The Front for Patriotic Resistance in Ituri (Force de résistance patriotique d'Ituri; FRPI) is a Bunia-based armed militia and political party primarily active in the south of the Ituri Province of northeastern Democratic Republic of the Congo (formerly the Orientale Province). It is a member of the Congo River Alliance.

== History ==

=== Origin ===
The FRPI was established in November 2002 from the Ngiti ethnolinguistic group, a subgroup of Lendu, as an ally to the Lendu-dominated Nationalist and Integrationist Front (FNI). The Ngiti, organized under traditional leaders, thus formed a counterweight to the Rwanda-backed and Hema-dominated Union of Congolese Patriots (UPC) in the Ituri conflict. The FRPI was supported by the Uganda-backed Forces for Renewal faction of the Rally for Congolese Democracy. In 2002–2003, the FRPI received support from both the Armed Forces of the Democratic Republic of the Congo (FARDC) and Uganda People's Defence Force (UPDF) in fighting against the UPC. Both the DRC and Uganda had also assisted in the initial creation of the FRPI and FNI, though neither group ever established full control over Lendu fighters in Ituri.

=== Operations ===
In May 2003, the FRPI reportedly had 9,000 combatants and be closely linked to the FNI. By 2015, this number was estimated to have declined to 1,000. In February 2003, the FRPI participated in the Bogoro massacre with the FNI. The FRPI joined the UPDF in a successful March 2003 offensive against the UPC and jointly occupied the town with the FNI in May 2003. In 2006, the Congolese government signed a ceasefire with the FRPI and other rebel groups active in the northeast of the country. Though 15,000 FRPI soldiers were demobilized as part of the peace process and many commanders integrated into the FARDC, violent FRPI activity returned in 2008 with attacks by residual FRPI forces against Ituri villages and FARDC camps. In September 2008, FRPI commanders splintered off to form the Popular Front for Justice in Congo (FPJC). Whereas its ally the FNI largely transformed into a political party in 2005, the FPRI has resisted disarmament and demobilization campaigns. In the 2010s, the FARDC launched search operations against the FRPI, deemed the most successful government operations since the 2013 defeat of the March 23 Movement by United Nations (UN) envoy Martin Kobler.

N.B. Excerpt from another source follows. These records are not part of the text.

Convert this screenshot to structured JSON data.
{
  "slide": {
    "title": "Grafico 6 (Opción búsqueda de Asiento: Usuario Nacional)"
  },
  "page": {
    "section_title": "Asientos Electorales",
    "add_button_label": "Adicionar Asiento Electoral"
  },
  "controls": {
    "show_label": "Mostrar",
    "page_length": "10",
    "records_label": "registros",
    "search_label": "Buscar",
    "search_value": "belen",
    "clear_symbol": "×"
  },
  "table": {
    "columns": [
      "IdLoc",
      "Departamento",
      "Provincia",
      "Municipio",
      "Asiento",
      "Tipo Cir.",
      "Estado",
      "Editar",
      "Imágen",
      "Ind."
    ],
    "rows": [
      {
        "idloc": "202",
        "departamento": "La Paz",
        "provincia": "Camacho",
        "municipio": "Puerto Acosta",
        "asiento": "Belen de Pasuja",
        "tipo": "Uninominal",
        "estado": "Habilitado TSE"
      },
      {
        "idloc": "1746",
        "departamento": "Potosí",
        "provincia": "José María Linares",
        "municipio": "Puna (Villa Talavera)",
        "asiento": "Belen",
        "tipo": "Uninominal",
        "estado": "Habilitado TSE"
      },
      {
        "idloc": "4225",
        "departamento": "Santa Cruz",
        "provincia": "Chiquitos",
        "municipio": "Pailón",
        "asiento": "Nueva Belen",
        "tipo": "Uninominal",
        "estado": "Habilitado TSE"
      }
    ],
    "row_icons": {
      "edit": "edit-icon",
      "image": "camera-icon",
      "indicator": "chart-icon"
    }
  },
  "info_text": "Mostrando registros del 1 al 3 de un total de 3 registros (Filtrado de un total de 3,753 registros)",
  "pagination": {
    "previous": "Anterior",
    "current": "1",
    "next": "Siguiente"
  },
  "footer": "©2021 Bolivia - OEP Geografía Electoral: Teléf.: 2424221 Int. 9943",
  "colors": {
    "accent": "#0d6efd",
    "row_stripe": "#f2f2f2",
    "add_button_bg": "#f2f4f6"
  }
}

Initially led by Germain Katanga, FRPI leadership switched in 2005 to Baudouin Adirodo. Katanga was arrested and flown to the International Criminal Court at The Hague in October 2007 to face charges of war crimes and crimes against humanity, including the use of child soldiers and promotion of sexual slavery. He was found guilty in March 2014. He was released from prison in March 2020 after International Criminal Court reduced his sentence from 12 to 6 years.

FRPI signed a peace accord on February 28, 2020 with the government of DRC in presence of the UN. The accord provided the integration of FRPI fighters into the army and a ceasefire. Rebel fighters who have no committed war crimes or crimes against humanity were provided amnesty by the accord.

Despite the peace deal signed in March 2020, fighting between the government of DRC and FRPI happened on overnight of 30 December. Six FRPI fighters, three government soldiers, and two civilians were killed in the fighting.